Crowborough has seen much military use over the past 200o years. 

Pre-Roman

The pre-Roman settlement was one of sparse occupation based on major defended enclosures along the northern edge of the High Weald with smaller enclosures deeper within it, such as the hill-fort at Garden Hill south of Colemans Hatch Road. These smaller enclosures with iron-making and other evidence suggest that Iron Age colonizers saw the area primarily as a source of iron. 

This would have been used for tools and hunting equipment. So when the Romans invaded Britain in AD 43 the Weald already had a well-established tradition of iron-making, using very small, clay furnaces for iron-smelting. 
 

Roman Era

The Romans also saw the Weald's economic potential for iron-making and with growing markets in south-east England generated by the building of towns, villas and farms the industry grew, achieving high levels of output at its peak. 

There is evidence in Ashdown Forest of Roman furnaces at Garden Hill, Pippingford Park and elsewhere. Like other sites in the western Weald, these are thought to have been private, commercial operations set up by entrepreneurs to produce iron goods for nearby civilian markets. This was in contrast to Roman iron production in the eastern Weald into Kent, which is thought to have been state-controlled and linked to the needs of the Roman military. 

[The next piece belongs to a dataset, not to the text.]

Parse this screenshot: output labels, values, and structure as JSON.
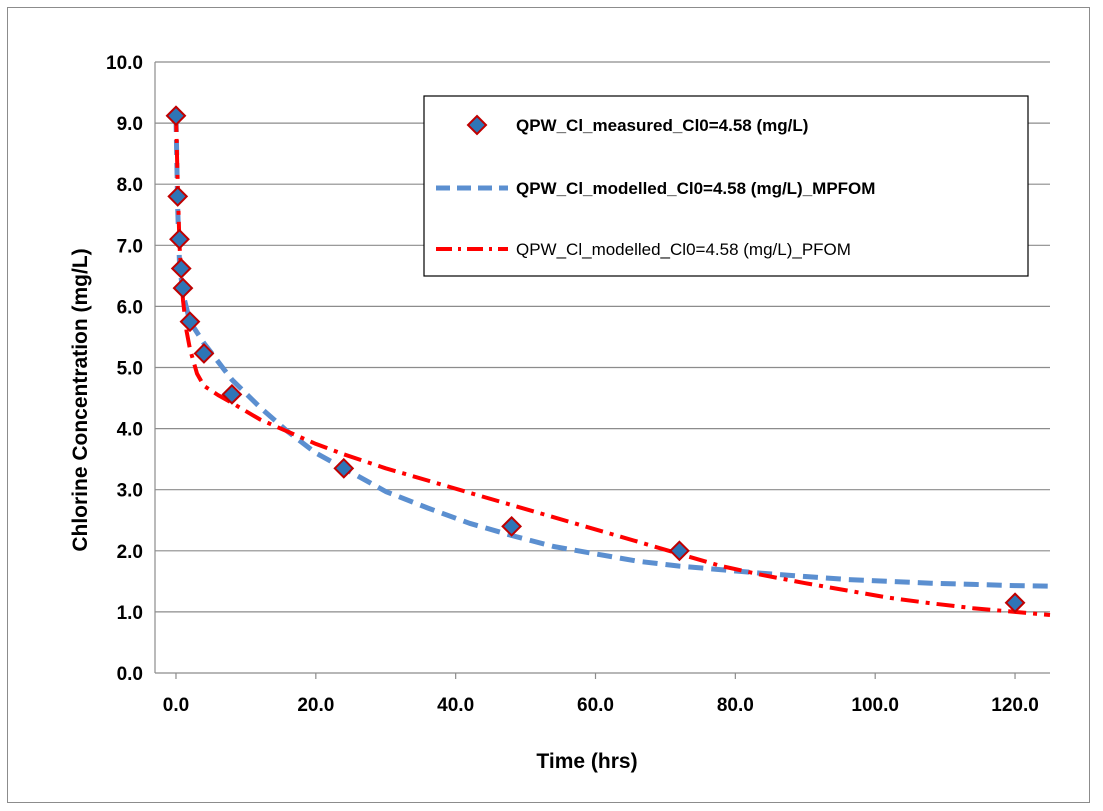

The trunk road between London and Lewes, partly built with iron slag from local furnaces would have served to carry the Forest's iron products to the Roman province's  mercantile centre at London, and the densely populated agricultural areas of the South Downs and the coastal plain around Chichester. 

 

Tudors and Stuarts

The local iron industry underwent a massive resurgence in Tudor and early Stuart times as a result of the introduction of the blast furnace from northern France. Blast furnaces were much larger and more permanent structures than previous furnaces, and produced much greater quantities of iron. They made much greater demands on local resources, in particular wood, iron ore and water (to operate the bellows and forges in what was now a two-stage smelting and forging process). Because of the huge demand for water, they were generally located in deep valleys where streams could be dammed to provide a sufficient, consistent flow. Such resources were things that Ashdown Forest and the surrounding area possessed in abundance.

Ashdown Forest became the site of Britain's second blast furnace when the works at Newbridge, south of Coleman's Hatch at the foot of Kidd's Hill, began operation in 1496. (Britain's earliest known blast furnace, a few miles away at Queenstock, Buxted, began operation at the end of 1490). The Newbridge furnace, constructed at the commission of Henry VII for the production of heavy metalwork for gun carriages for his war against the Scots, was designed and initially run by French immigrants. 

The Crown's involvement with Newbridge continued until a replacement, larger furnace was built in 1539 on the western edge of Ashdown Forest at Stumbles. Other works set up around this time in or near the Forest include a steel forge at Pippingford Park, around 1505, and a furnace and forge at Parrock, Hartfield, in 1513. Unfortunately, there is little visible trace of any of these sites today but it is possible to visit the site of Newbridge furnace, off Kidd's Hill, where there is an information board, and to see a number of identifiable features.

The industry grew very rapidly in Ashdown Forest and elsewhere in the High Weald during the 16th century. The area became particularly noted for the casting of cannons for the British navy. 

The iron-master and gun founder Ralph Hogge, who in 1543 had cast the first iron cannon in England at Buxted, drew his raw materials from the southern part of the forest. The rapid expansion of the iron industry and its huge demand for raw materials, particularly the cutting of trees for making charcoal, is likely to have had a major early impact on Ashdown Forest by depleting its woodlands, although it is likely that in due course production of wood through coppice management, in common with the practice generally in the High Weald, will have been required to ensure a more sustainable supply.